Shortly after this “Barstool Ballad of Mike Vale,” Rosson’s dysfunctional duo of Marvin and Mike becomes a trio with the addition of a road stop ride-jumper, and the three barrel headlong toward the “very vipers nest of amorality and liberalism,” Hollywood.
Did I mention that reality-as-we-know-it has recently and rudely received a rather shocking makeover? Spectral anomalies, “smokes,” as they have been branded, are materializing throughout Southern California. Lost souls, zapping in, shocking, fascinating and saddening onlookers, zapping out.
The phenomenon may or may not have anything or everything to do with the individual and developing collective quests of Rosson’s misfit musketeers. But readers, like the starry-eyed stowaway Casper, are right to wonder:
“So what do you do when the whole world pretty much jumps the shark?”
I can’t answer the question. And Rosson doesn’t posture to try. What he does is force us to consider the heartbreaking and the joyous and the absurd and what each of us might do with this great experiment we call life (whether it be one or many).
Which is not easy when human beings are involved. Confused or injured, we can respond as animals, lashing and maiming everything in our paths. Alternately, we prove gracious, kind and infinitely forgiving — sometimes the same person! What gives?
Like a million dollar Mike Vale original, we are fierce, beautiful and brilliant pieces of work.
Visit Keith Rosson’s Smoke City gallery, where we’re all on display.
Poetry with punk edge
UO creative writing grad and Portlander Matthew Dickman’s new book of poems is Wonderland, a celebration/catharsis project for his upbringing on the other side of 82nd Avenue in southeast Portland.
Poems named after punk songs and bands offer a constant soundtrack to Dickman’s youth — the freedom and the spirit as well as the early backhands and disappointments life has in store.
Memories are literal (“Transubstantiation”) and metaphorical (“Bad Brains”) and frequently crackle with the potential of violence.
Boys who hit sticks against trees, avoiding and retaliating against the violence that plays out in their homes, become young men who dress and live for battle in the streets, wars of their own dreaming, armed with hate, manipulated by fear.
From one in a series of poems that each carries the name “Wonderland,” the collection’s title and theme:
Maybe children are always
in training for something.
Always being told to do something
they do not want to do.
And in a separate “Wonderland” verse:
Every time he takes a step
his childhood evaporates
In looking back, Dickman clearly has the arc of history in his favor in writing of these boys, these closest friends, whose childhood antics foreshadowed behavior of which they eventually would no longer hope or aspire to grow beyond.
But readers will sense that Dickman always was aware of another path for himself. Not that he was able to guarantee he’d not fall victim to the same traps, but he could at least conceive of other outcomes, other worlds to which he might very well escape, where different recollections might reign.
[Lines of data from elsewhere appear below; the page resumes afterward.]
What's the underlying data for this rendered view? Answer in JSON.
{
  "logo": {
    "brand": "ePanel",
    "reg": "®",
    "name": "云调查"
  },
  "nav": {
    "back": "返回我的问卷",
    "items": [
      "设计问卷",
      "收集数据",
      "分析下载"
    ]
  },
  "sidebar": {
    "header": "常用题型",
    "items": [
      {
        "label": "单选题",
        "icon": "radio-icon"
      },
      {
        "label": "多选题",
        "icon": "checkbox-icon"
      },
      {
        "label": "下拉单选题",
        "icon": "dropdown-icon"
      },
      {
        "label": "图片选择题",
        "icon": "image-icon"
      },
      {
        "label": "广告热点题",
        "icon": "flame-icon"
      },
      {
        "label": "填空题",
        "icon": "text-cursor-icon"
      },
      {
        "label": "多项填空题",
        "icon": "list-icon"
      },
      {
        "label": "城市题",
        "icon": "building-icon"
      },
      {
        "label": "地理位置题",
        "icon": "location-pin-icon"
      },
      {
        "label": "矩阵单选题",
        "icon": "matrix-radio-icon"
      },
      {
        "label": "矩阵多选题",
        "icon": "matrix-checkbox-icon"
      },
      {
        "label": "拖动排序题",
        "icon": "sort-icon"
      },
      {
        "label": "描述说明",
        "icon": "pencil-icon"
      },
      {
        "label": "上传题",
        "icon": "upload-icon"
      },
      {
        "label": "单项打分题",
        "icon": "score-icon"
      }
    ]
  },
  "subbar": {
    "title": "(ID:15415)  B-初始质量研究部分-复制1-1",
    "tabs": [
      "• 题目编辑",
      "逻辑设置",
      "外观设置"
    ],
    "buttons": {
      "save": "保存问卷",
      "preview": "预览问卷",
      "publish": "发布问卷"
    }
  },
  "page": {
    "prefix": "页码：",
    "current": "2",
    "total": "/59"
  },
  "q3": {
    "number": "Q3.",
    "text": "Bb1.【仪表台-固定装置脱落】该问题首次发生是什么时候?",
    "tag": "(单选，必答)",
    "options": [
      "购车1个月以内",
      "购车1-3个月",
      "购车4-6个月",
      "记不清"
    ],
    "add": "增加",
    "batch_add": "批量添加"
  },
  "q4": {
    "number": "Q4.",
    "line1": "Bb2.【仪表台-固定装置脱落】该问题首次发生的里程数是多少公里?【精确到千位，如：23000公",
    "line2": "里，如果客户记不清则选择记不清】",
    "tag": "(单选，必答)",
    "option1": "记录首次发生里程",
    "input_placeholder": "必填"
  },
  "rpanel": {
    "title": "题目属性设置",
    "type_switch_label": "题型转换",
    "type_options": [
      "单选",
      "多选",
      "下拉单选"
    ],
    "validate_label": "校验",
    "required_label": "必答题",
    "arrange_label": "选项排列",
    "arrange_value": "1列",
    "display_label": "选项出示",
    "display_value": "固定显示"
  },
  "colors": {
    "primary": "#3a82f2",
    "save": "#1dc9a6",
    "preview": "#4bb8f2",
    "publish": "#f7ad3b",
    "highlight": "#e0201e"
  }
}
Memories of the birds — crows, starlings, herons — and trees and leaves, breezes, cats and dogs. Rolling wheels, cold sodas. Family.
His imagination, the possibility of better, helped him filter and preserve from the sharp and rusty clutter the beautiful moments of childhood. Thus, the collection relates a sweetness it should by all accounts be unable to render.
I saw Dickman in October, when he debuted advanced copies of Wonderland to Northwest booksellers. Now in his early 40s, he retains, even emanates, a boyish spirit. Reading these poems, there’s no question that spirit has been tested, but he appears to have emerged fortified, maybe even wise. From “Black Flag”:
Who looks at something empty and doesn’t think about what
they could fill it with? No one.
Brian Juenemann is the executive director of the Pacific Northwest Booksellers Association and a contributing editor for NWBookLovers.org. This review first appeared in The Register-Guard “The Local Shelf,” in print: PAGE E1.